Código ilustrativo mínimo (estilo MILP em Python)
Abaixo está um pequeno esboço no estilo de localização de instalações usando um padrão típico de API de modelagem (a sintaxe exata varia: Pyomo, PuLP, OR-Tools, JuMP em Julia etc.):
# Sketch only (not tied to a specific library)
I = ["A", "B", "C"] # facilities
J = ["u1", "u2"] # customers
f = {"A": 50, "B": 60, "C": 55} # fixed costs
u = {"A": 100, "B": 80, "C": 90} # capacities
d = {"u1": 70, "u2": 60} # demands
c = {("A","u1"): 1, ("A","u2"): 3,
("B","u1"): 2, ("B","u2"): 1,
("C","u1"): 2, ("C","u2"): 2}
# Variables:
# y[i] in {0,1} open facility
# x[i,j] >= 0 shipped units
# Objective: min sum_i f[i]*y[i] + sum_{i,j} c[i,j]*x[i,j]
# Constraints:
# 1) demand: sum_i x[i,j] == d[j]
# 2) capacity: sum_j x[i,j] <= u[i]*y[i]
O ponto importante não é a sintaxe, e sim a estrutura de modelagem: decisões binárias de abrir/fechar acopladas a fluxos contínuos.

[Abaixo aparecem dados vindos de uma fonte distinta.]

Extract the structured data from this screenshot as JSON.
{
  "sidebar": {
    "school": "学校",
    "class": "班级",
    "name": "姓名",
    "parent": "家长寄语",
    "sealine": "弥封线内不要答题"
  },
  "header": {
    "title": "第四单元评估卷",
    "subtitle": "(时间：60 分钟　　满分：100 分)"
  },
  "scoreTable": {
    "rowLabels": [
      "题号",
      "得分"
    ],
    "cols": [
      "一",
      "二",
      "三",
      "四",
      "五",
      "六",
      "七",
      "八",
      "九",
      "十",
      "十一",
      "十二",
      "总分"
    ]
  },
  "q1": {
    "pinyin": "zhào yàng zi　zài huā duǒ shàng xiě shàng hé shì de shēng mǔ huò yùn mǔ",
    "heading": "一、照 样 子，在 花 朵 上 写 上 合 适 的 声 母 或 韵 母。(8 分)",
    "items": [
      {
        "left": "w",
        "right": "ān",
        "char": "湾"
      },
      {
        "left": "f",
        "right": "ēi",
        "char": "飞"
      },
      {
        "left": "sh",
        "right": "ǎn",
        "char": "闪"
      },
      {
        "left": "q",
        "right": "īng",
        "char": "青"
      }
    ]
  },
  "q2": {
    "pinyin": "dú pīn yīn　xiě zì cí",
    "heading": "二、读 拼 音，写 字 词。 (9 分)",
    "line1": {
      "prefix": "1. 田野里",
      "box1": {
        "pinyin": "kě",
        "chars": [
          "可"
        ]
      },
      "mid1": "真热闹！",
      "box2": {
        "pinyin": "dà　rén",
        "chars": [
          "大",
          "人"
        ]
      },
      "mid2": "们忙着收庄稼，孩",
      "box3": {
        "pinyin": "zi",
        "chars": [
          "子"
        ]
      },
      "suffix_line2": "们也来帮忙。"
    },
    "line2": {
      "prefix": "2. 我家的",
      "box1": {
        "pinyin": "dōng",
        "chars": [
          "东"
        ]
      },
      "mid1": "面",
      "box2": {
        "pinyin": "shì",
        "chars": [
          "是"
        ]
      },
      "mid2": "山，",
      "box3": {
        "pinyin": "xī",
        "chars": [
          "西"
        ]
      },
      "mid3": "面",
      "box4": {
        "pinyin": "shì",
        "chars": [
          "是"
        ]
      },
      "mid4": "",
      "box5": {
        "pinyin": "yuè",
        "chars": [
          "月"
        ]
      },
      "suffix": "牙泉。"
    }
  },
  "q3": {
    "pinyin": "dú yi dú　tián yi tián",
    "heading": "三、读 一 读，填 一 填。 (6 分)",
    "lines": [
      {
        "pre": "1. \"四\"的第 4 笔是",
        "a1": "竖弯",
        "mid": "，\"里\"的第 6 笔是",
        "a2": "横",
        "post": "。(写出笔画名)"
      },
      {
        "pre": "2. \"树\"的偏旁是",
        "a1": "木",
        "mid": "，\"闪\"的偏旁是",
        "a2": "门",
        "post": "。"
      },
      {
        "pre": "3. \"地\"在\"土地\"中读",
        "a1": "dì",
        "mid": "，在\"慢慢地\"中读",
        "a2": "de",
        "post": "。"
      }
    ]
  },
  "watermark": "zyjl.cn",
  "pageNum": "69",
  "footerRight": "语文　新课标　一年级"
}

Quando MIP é (e não é) uma boa escolha
MIP é uma escolha forte quando:
- As decisões são discretas e devem respeitar restrições rígidas
- Você precisa de um plano auditável, ótimo (ou quase ótimo)
- A estrutura do problema é linear ou pode ser bem linearizada
MIP pode ser uma escolha ruim quando:
- O modelo é altamente não linear/não convexo e difícil de aproximar
- Você precisa de decisões extremamente rápidas em escala massiva sem pré-processamento
- Heurísticas aproximadas são aceitáveis e a exatidão não compensa o custo computacional
Na prática, muitas organizações usam um fluxo de trabalho híbrido:
- ML prevê entradas (demanda, tempo de viagem, risco)
- MIP otimiza decisões dadas essas previsões e restrições
Resumo
A Programação Inteira Mista estende a otimização linear e convexa ao permitir variáveis inteiras e binárias, tornando-se uma estrutura poderosa para modelar sistemas reais de tomada de decisão. Com formulações padrão como MILP e MIQP, MIPs podem codificar atribuições, lógica, custos lineares por partes e restrições liga/desliga — exatamente os tipos de estruturas encontrados em programação, roteirização e alocação de recursos em manufatura e cadeia de suprimentos.
Apesar da complexidade NP-difícil no pior caso, solucionadores modernos de ramificação e corte e boas formulações tornam muitas instâncias grandes do mundo real solucionáveis com otimalidade comprovável (ou lacunas de otimalidade pequenas), motivo pelo qual MIP continua sendo uma ferramenta central em otimização aplicada e um complemento cada vez mais importante para sistemas de aprendizado de máquina.